Shabbat (Hebrew: שַׁבָּת‎, “rest” or “cessation”) or Shabbos (Yiddish: שאבּעס) is the Jewish day of rest and seventh day of the week. (source)

The Week Beginning – Starting The Week with Saturday

A few months ago, I decided I would start my week on Saturday. This creates a “week beginning” of two days prior to the work week. It’s a more proactive way to look at the seven day cycle we call a week.

Rather than having a time of rest and reflection after the work week, it’s a time to energize, plan, and prepare for the week ahead.

This mindset is simply a different way of visualizing the week.

By placing Saturday as the first day of the week in computer calendars and mobile devices, this places a focus on these two days of rest at the beginning of the week, rather than at the end of the week. It may seem like a simple and seemingly small change, but it can change how you think about life.

Giving Attention to the Future Moments

Many people teach and believe that we should live in the moment. However, the quality of each moment is the outcome and fruit of our efforts and planning leading up to the moment. Living only for the moment or in the present is a sure recipe for diminished quality of future moments. Instead, by looking forward and planning a better future, one can enjoy life’s journey as each moment comes to us.

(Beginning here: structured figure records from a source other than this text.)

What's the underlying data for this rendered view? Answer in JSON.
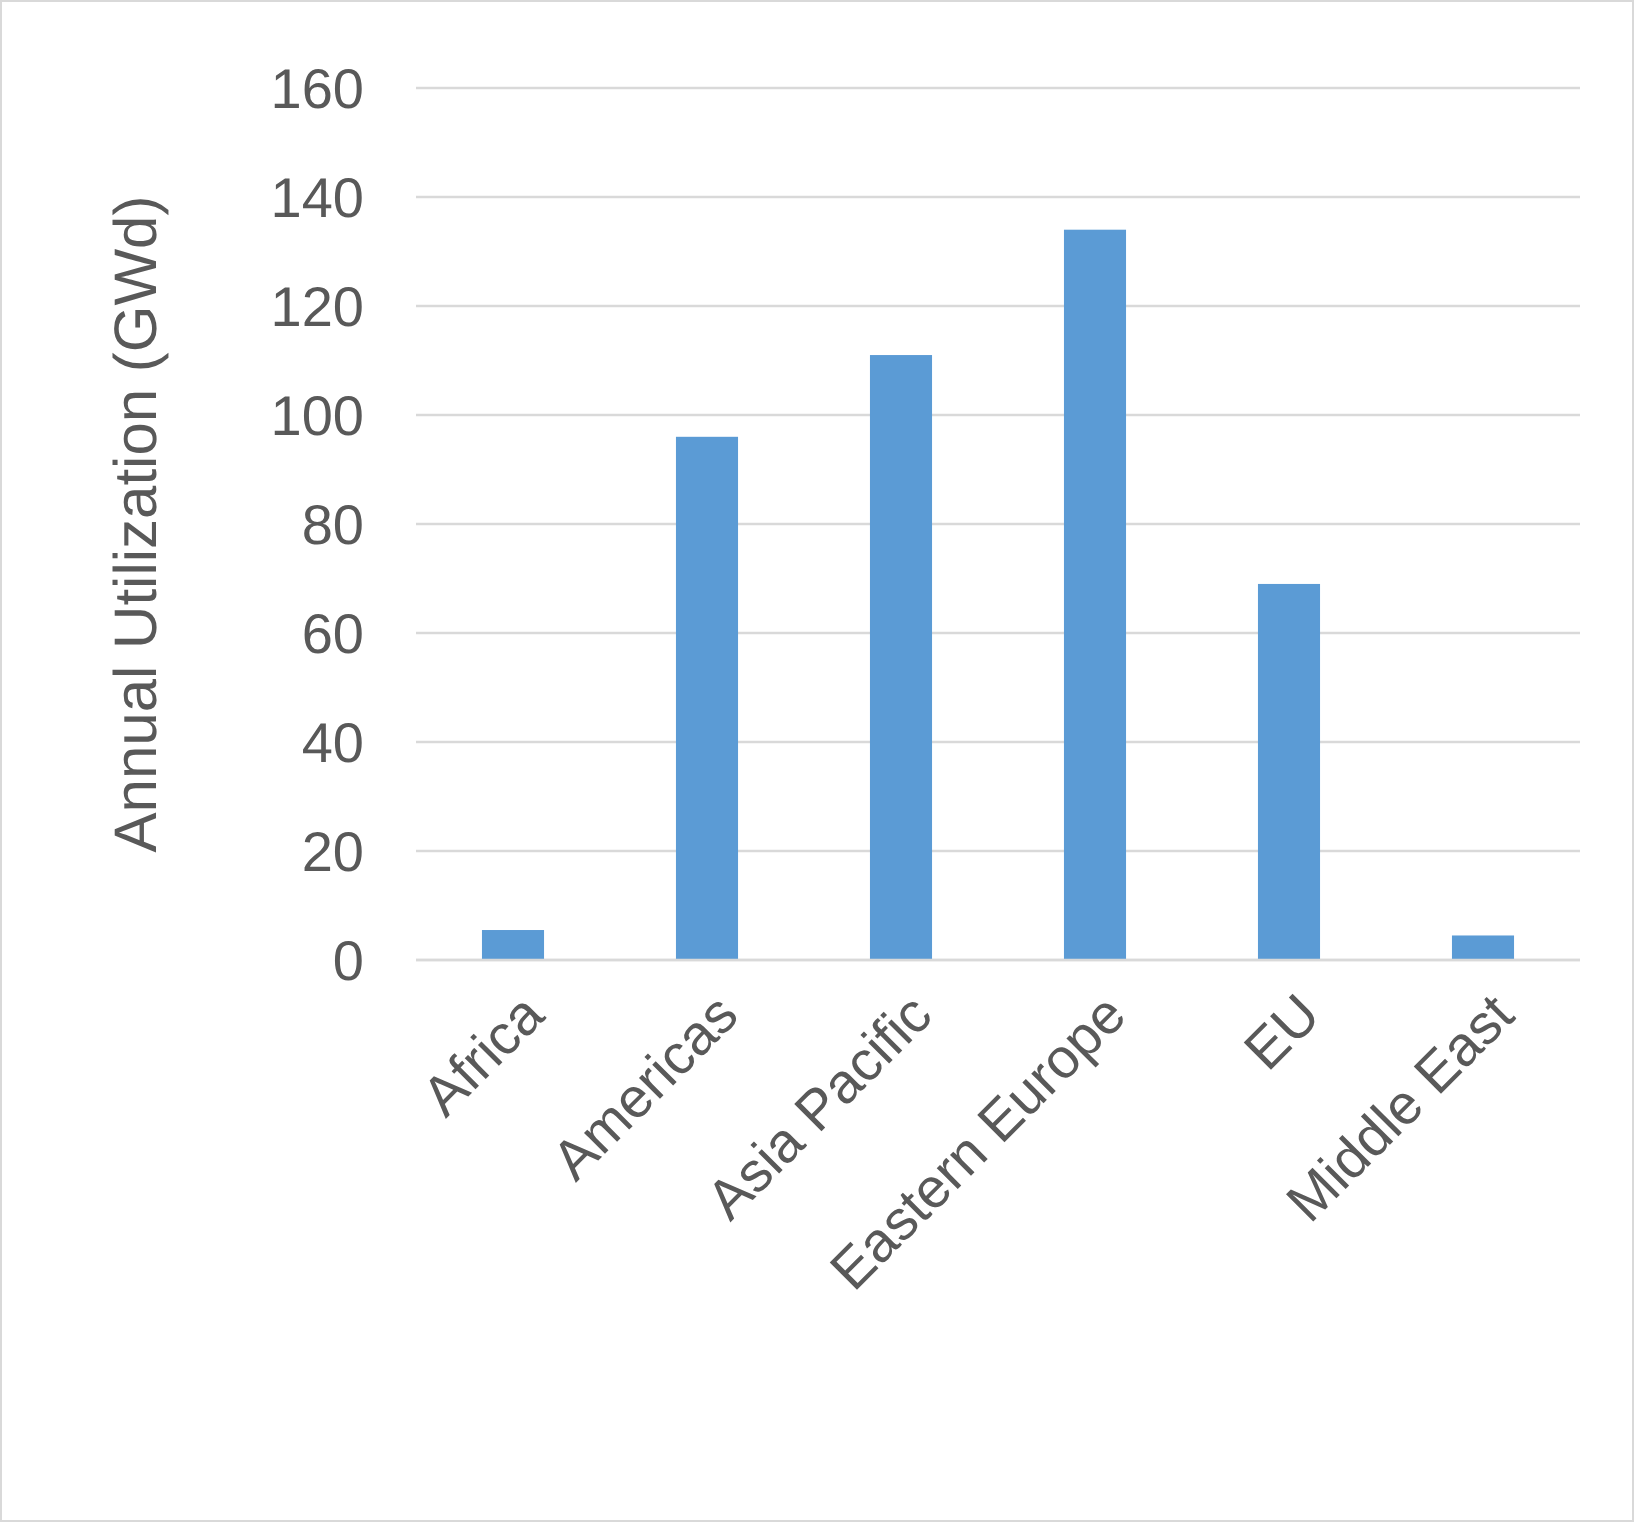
{
  "chart_data": {
    "type": "bar",
    "ylabel": "Annual Utilization (GWd)",
    "categories": [
      "Africa",
      "Americas",
      "Asia Pacific",
      "Eastern Europe",
      "EU",
      "Middle East"
    ],
    "values": [
      5.5,
      96,
      111,
      134,
      69,
      4.5
    ],
    "color": "#5b9bd5",
    "ylim": [
      0,
      160
    ],
    "yticks": [
      0,
      20,
      40,
      60,
      80,
      100,
      120,
      140,
      160
    ],
    "grid": "y"
  }
}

Planning Now = Pleasure Later

There are many examples from life where we see that discipline, self control, sacrifice, preparation, planning, and acting responsibly can pay big dividends in the future:

  • Fitness. Taking time to exercise at the beginning of the day makes a person more alert and energized throughout the day. That short investment of time pays off throughout the day.
  • Finance. In the area of finances, saving money now creates a better future.
  • Nutrition. We don’t typically get any immediate gain or benefit from what we eat, but in the future our healthy choices now will produce a newer happier you.
  • Relationships. Investing in relationships along the way is a much better choice than putting out relationship fires later.

In every area of life, we can look for ways to make the future better by what we do now. So, it’s this philosophy and mindset that are served by having two days set aside as a week beginning when we can intensionally plan ahead and make the coming week better than the previous one.